The Japanese economy faces a difficult road ahead, as it tries to recover from the recession and overcome the long-term challenges. Some of the possible steps that could help the Japanese economy are:
- Expanding fiscal stimulus: The Japanese government has announced a series of fiscal stimulus packages to support the economy amid the pandemic and the recession. The latest package, worth 73.6 trillion yen ($700 billion), was unveiled in December 2023 and included measures such as cash handouts, subsidies, infrastructure spending, and green investment. The government should continue to provide fiscal support to the sectors and groups that are most affected by the crisis, while ensuring the sustainability of the public debt, which is the highest among the developed countries at over 200% of GDP. The government should also pursue fiscal consolidation in the medium to long term, by raising the consumption tax, cutting wasteful spending, and reforming the social security system.

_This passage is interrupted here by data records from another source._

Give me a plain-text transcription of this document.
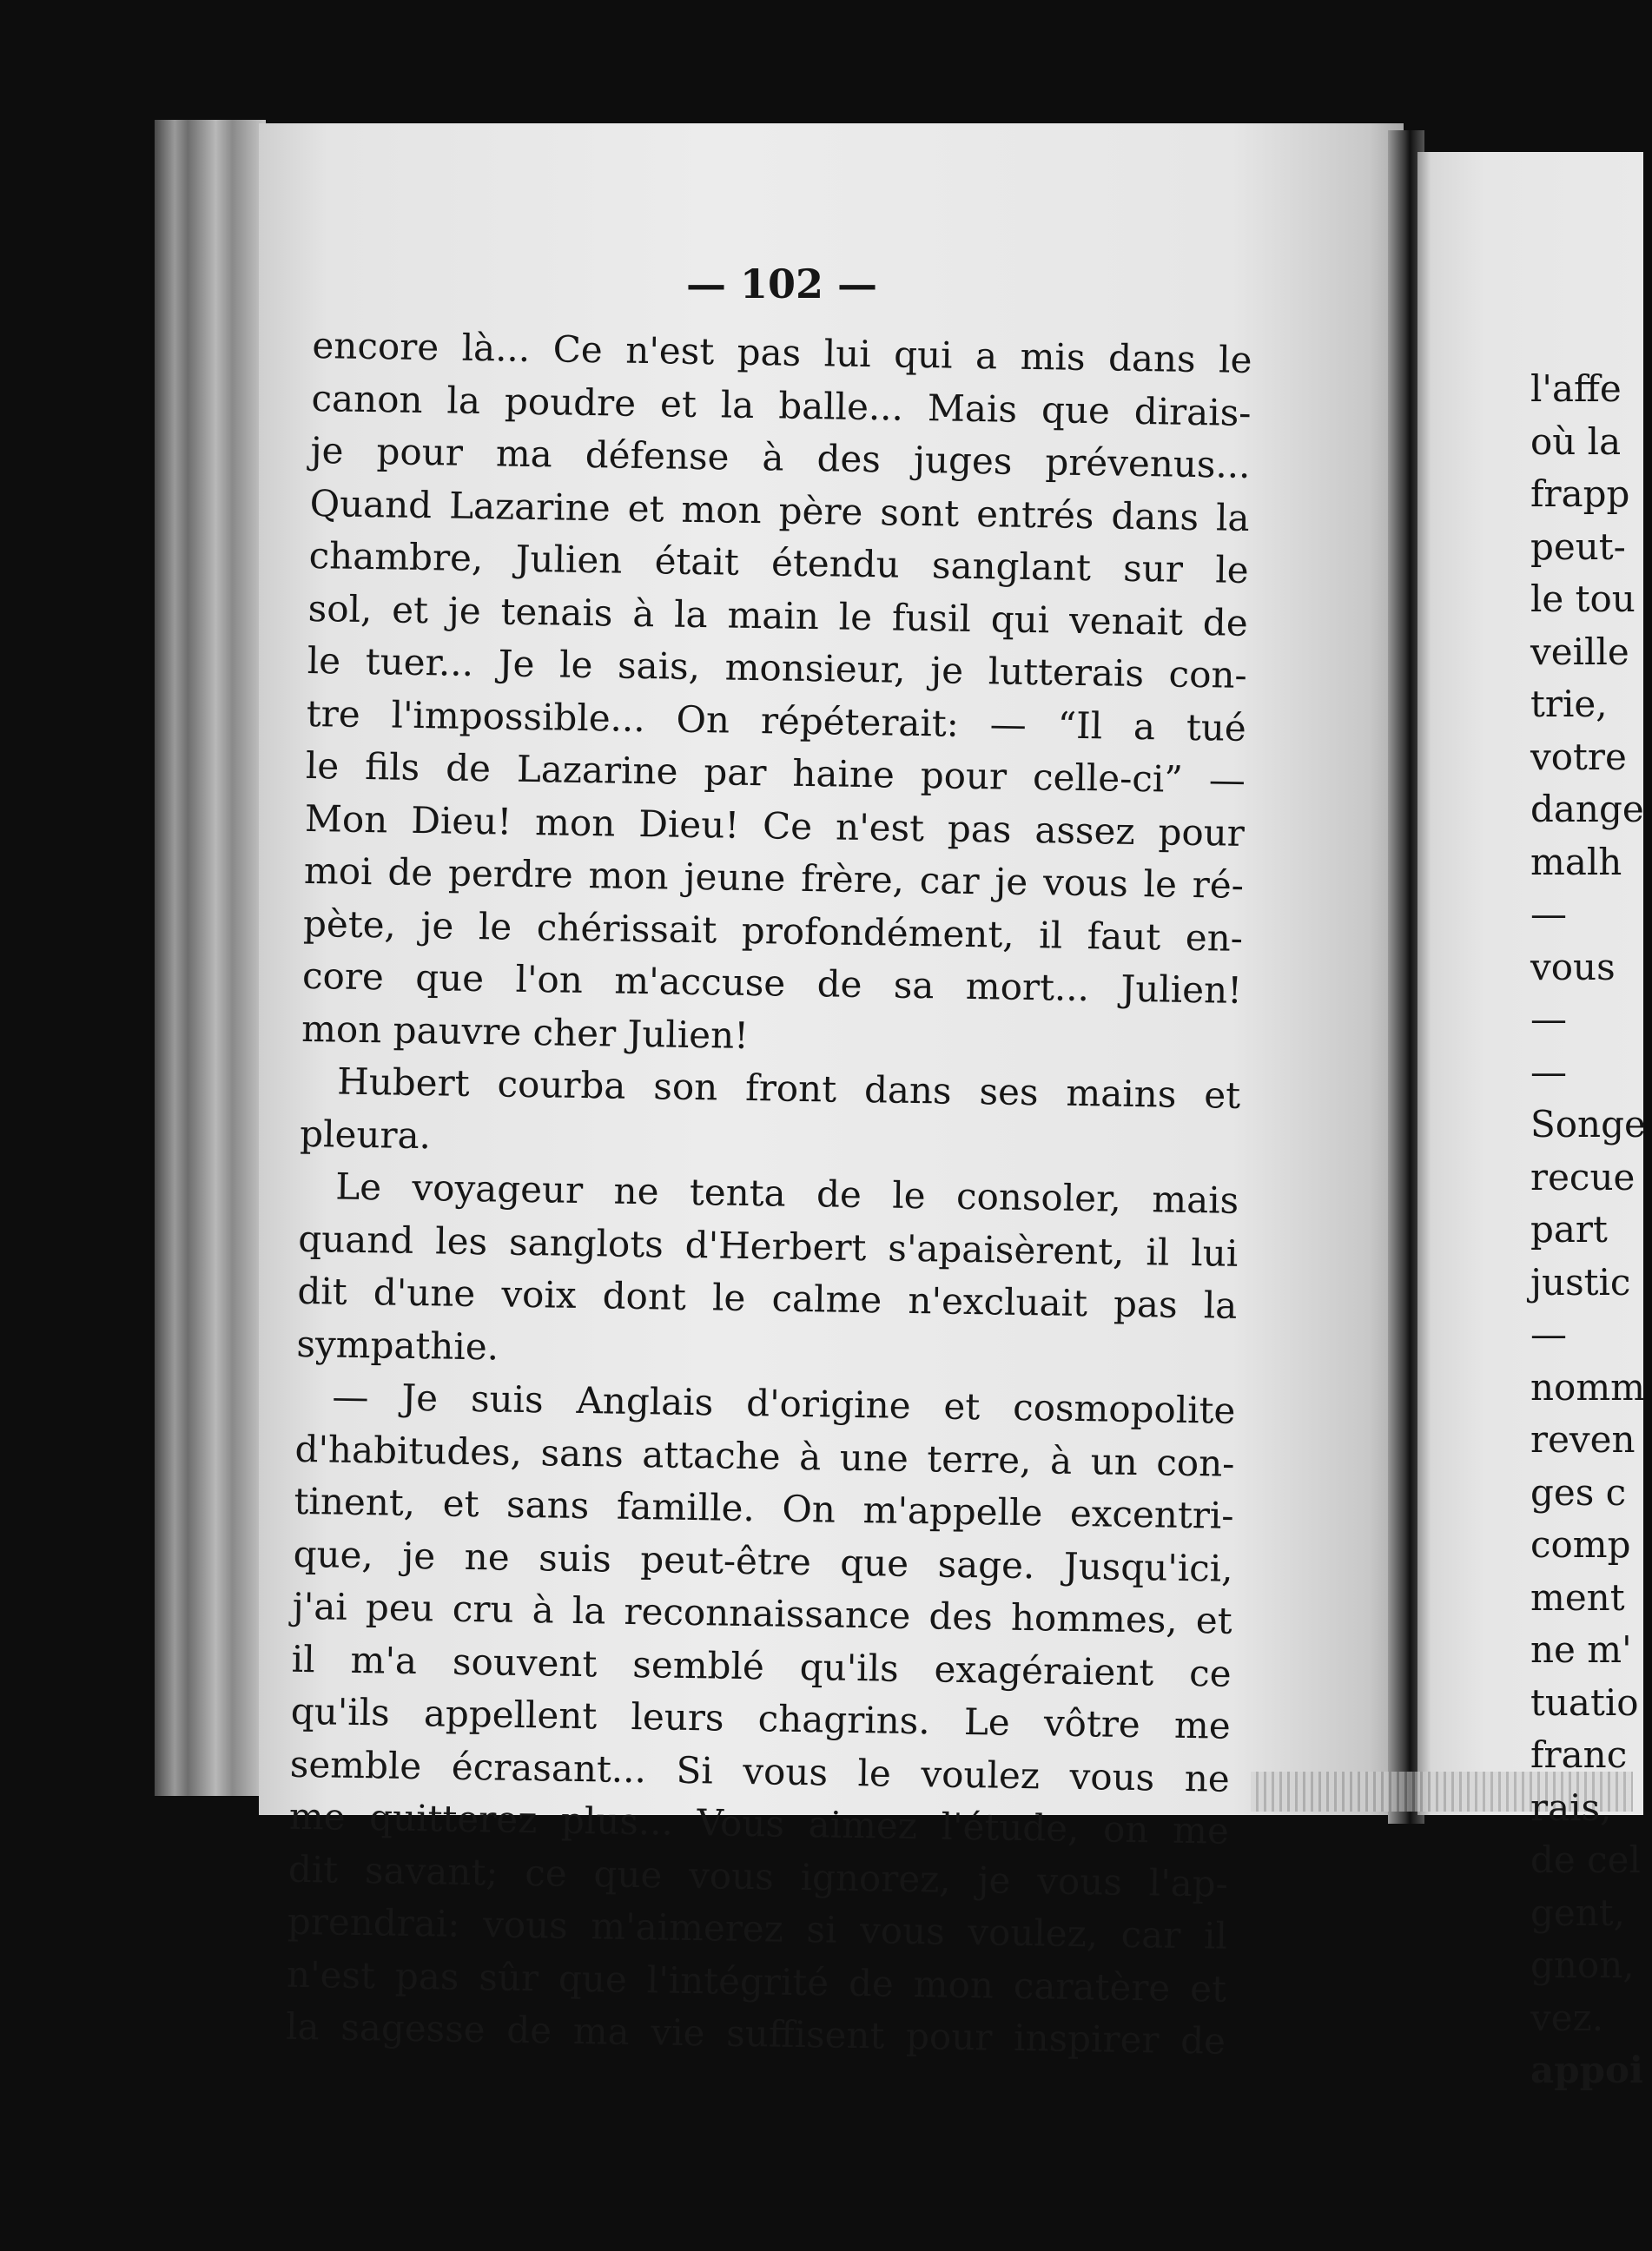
— 102 —
encore là... Ce n'est pas lui qui a mis dans le
canon la poudre et la balle... Mais que dirais-
je pour ma défense à des juges prévenus...
Quand Lazarine et mon père sont entrés dans la
chambre, Julien était étendu sanglant sur le
sol, et je tenais à la main le fusil qui venait de
le tuer... Je le sais, monsieur, je lutterais con-
tre l'impossible... On répéterait: — “Il a tué
le fils de Lazarine par haine pour celle-ci” —
Mon Dieu! mon Dieu! Ce n'est pas assez pour
moi de perdre mon jeune frère, car je vous le ré-
pète, je le chérissait profondément, il faut en-
core que l'on m'accuse de sa mort... Julien!
mon pauvre cher Julien!
Hubert courba son front dans ses mains et
pleura.
Le voyageur ne tenta de le consoler, mais
quand les sanglots d'Herbert s'apaisèrent, il lui
dit d'une voix dont le calme n'excluait pas la
sympathie.
— Je suis Anglais d'origine et cosmopolite
d'habitudes, sans attache à une terre, à un con-
tinent, et sans famille. On m'appelle excentri-
que, je ne suis peut-être que sage. Jusqu'ici,
j'ai peu cru à la reconnaissance des hommes, et
il m'a souvent semblé qu'ils exagéraient ce
qu'ils appellent leurs chagrins. Le vôtre me
semble écrasant... Si vous le voulez vous ne
me quitterez plus... Vous aimez l'étude, on me
dit savant; ce que vous ignorez, je vous l'ap-
prendrai: vous m'aimerez si vous voulez, car il
n'est pas sûr que l'intégrité de mon caratère et
la sagesse de ma vie suffisent pour inspirer de
l'affe
où la
frapp
peut-
le tou
veille
trie,
votre
dange
malh
—
vous
—
—
Songe
recue
part
justic
—
nomm
reven
ges c
comp
ment
ne m'
tuatio
franc
rais,
de cel
gent,
gnon,
vez.
appoi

- Pursuing monetary easing: The Bank of Japan should maintain its accommodative monetary policy stance, which includes keeping the short-term interest rate at -0.1%, the 10-year government bond yield at around 0%, and the asset purchase program at an annual pace of 80 trillion yen ($760 billion). The central bank should also be ready to adjust its policy tools as needed, depending on the inflation and growth outlook, the exchange rate movements, and the global financial conditions. The central bank should also monitor the side effects of its negative interest rate policy, such as the erosion of bank profitability, the distortion of market signals, and the dampening of consumer sentiment.
- Implementing structural reforms: The Japanese government should accelerate the implementation of structural reforms that could boost the country’s potential growth, productivity, and competitiveness. Some of the key areas that need reform are the labor market, which should be more flexible, inclusive, and diverse; the corporate sector, which should improve its governance, transparency, and efficiency; the regulatory framework, which should be more conducive to innovation, entrepreneurship, and foreign investment; the education system, which should foster creativity, skills, and lifelong learning; and the digital transformation, which should enhance the use of technology, data, and e-commerce. The government should also promote the participation of women, youth, and foreigners in the economy and society, by providing more childcare facilities, flexible work arrangements, and visa options.

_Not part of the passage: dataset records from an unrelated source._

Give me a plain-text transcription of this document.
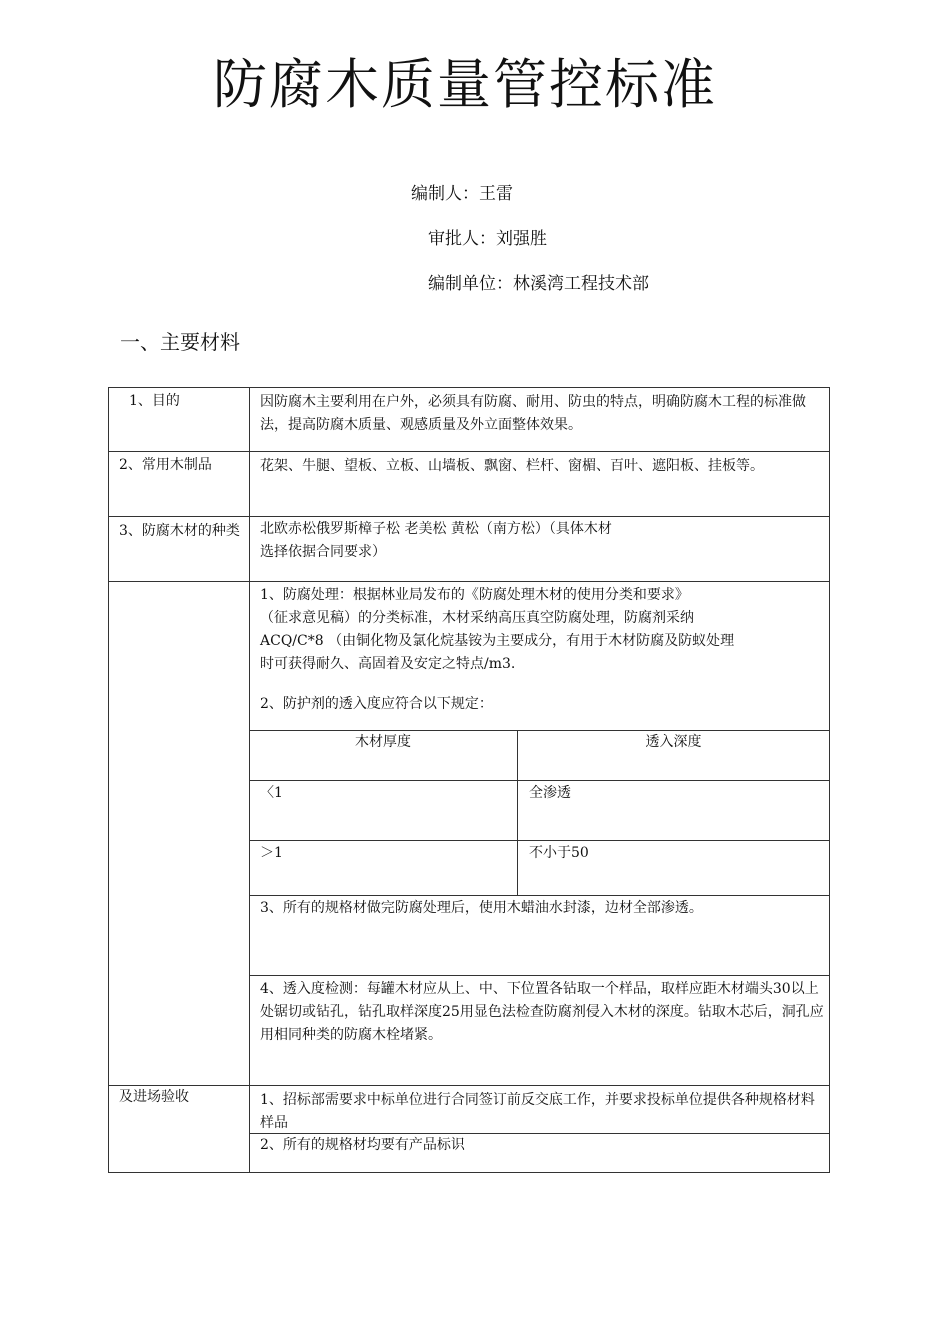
防腐木质量管控标准
编制人：王雷
审批人：刘强胜
编制单位：林溪湾工程技术部
一、主要材料
1、目的	因防腐木主要利用在户外，必须具有防腐、耐用、防虫的特点，明确防腐木工程的标准做法，提高防腐木质量、观感质量及外立面整体效果。
2、常用木制品	花架、牛腿、望板、立板、山墙板、飘窗、栏杆、窗楣、百叶、遮阳板、挂板等。
3、防腐木材的种类	北欧赤松俄罗斯樟子松 老美松 黄松（南方松）（具体木材
选择依据合同要求）
1、防腐处理：根据林业局发布的《防腐处理木材的使用分类和要求》
（征求意见稿）的分类标准，木材采纳高压真空防腐处理，防腐剂采纳
ACQ/C*8 （由铜化物及氯化烷基铵为主要成分，有用于木材防腐及防蚁处理
时可获得耐久、高固着及安定之特点/m3.
2、防护剂的透入度应符合以下规定：
木材厚度	透入深度
〈1	全渗透
＞1	不小于50
3、所有的规格材做完防腐处理后，使用木蜡油水封漆，边材全部渗透。
4、透入度检测：每罐木材应从上、中、下位置各钻取一个样品，取样应距木材端头30以上处锯切或钻孔，钻孔取样深度25用显色法检查防腐剂侵入木材的深度。钻取木芯后，洞孔应用相同种类的防腐木栓堵紧。
及进场验收	1、招标部需要求中标单位进行合同签订前反交底工作，并要求投标单位提供各种规格材料样品
2、所有的规格材均要有产品标识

- Enhancing regional and global cooperation: Japan should strengthen its regional and global cooperation, especially with its major trading partners such as the US, China, and the EU. Japan should also play a more active role in promoting free trade, multilateralism, and environmental protection, as well as addressing common challenges such as the pandemic, the climate change, and the security issues. Japan should leverage its leadership in the Comprehensive and Progressive Agreement for Trans-Pacific Partnership (CPTPP), the Regional Comprehensive Economic Partnership (RCEP), and the EU-Japan Economic Partnership Agreement (EPA) to expand its market access, diversify its trade partners, and set high standards for trade rules. Japan should also deepen its strategic partnership with the US, its main ally, and seek a stable and constructive relationship with China, its main rival, while balancing its economic and security interests.

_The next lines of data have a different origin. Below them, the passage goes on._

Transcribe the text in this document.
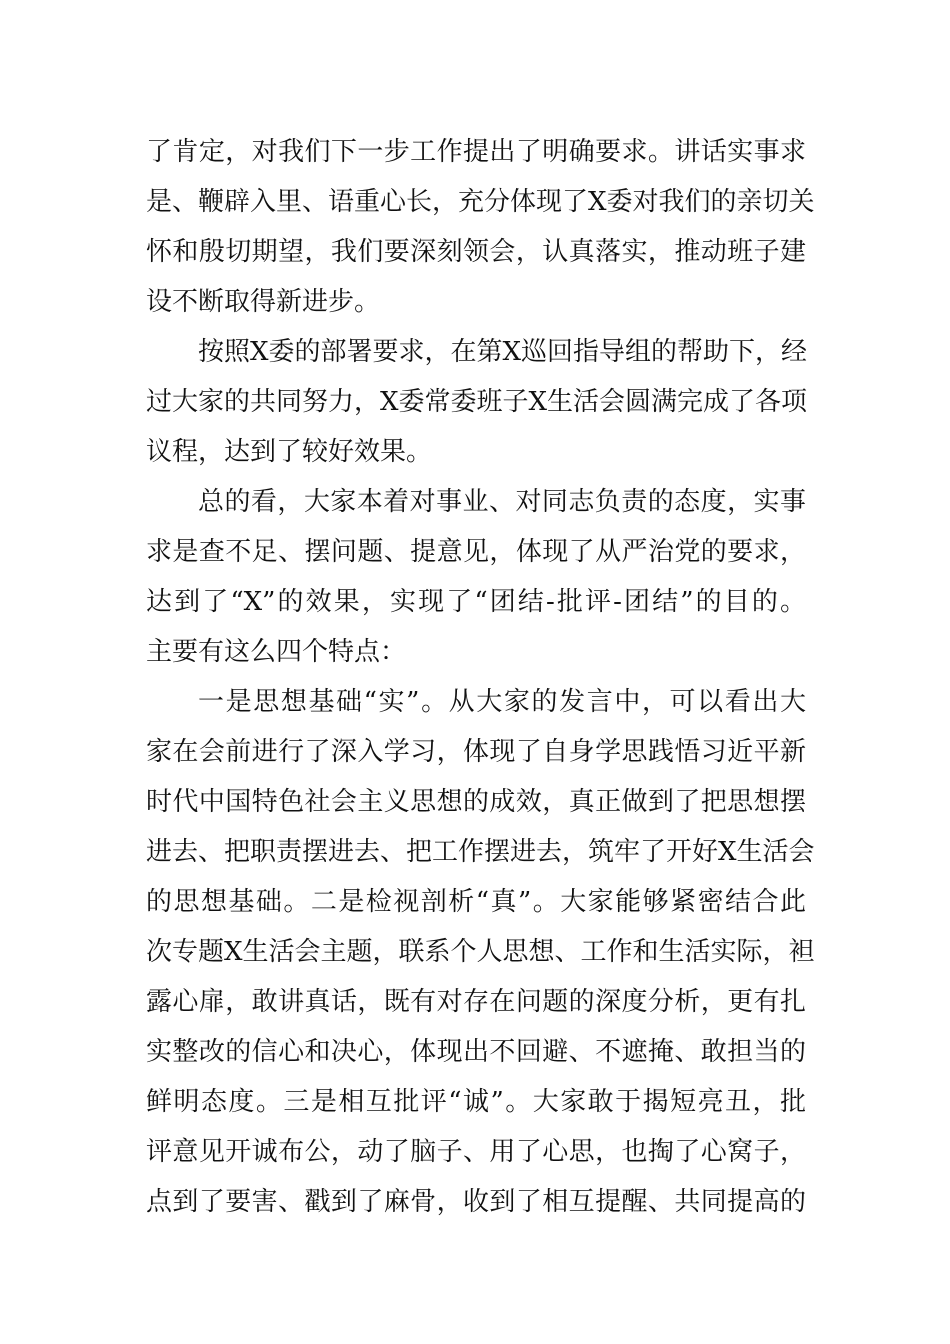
了肯定，对我们下一步工作提出了明确要求。讲话实事求
是、鞭辟入里、语重心长，充分体现了X委对我们的亲切关
怀和殷切期望，我们要深刻领会，认真落实，推动班子建
设不断取得新进步。
按照X委的部署要求，在第X巡回指导组的帮助下，经
过大家的共同努力，X委常委班子X生活会圆满完成了各项
议程，达到了较好效果。
总的看，大家本着对事业、对同志负责的态度，实事
求是查不足、摆问题、提意见，体现了从严治党的要求，
达到了“X”的效果，实现了“团结-批评-团结”的目的。
主要有这么四个特点：
一是思想基础“实”。从大家的发言中，可以看出大
家在会前进行了深入学习，体现了自身学思践悟习近平新
时代中国特色社会主义思想的成效，真正做到了把思想摆
进去、把职责摆进去、把工作摆进去，筑牢了开好X生活会
的思想基础。二是检视剖析“真”。大家能够紧密结合此
次专题X生活会主题，联系个人思想、工作和生活实际，袒
露心扉，敢讲真话，既有对存在问题的深度分析，更有扎
实整改的信心和决心，体现出不回避、不遮掩、敢担当的
鲜明态度。三是相互批评“诚”。大家敢于揭短亮丑，批
评意见开诚布公，动了脑子、用了心思，也掏了心窝子，
点到了要害、戳到了麻骨，收到了相互提醒、共同提高的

Japan’s recession and economic decline are the result of a combination of factors, such as a weak yen, an ageing and shrinking population, and a lack of structural reforms. The country faces a difficult road ahead, as it tries to recover from the crisis and overcome the long-term challenges. The Japanese government should pursue a balanced mix of fiscal stimulus, monetary easing, and structural reforms, while enhancing its regional and global cooperation, to revive its economy and regain its position as a world leader.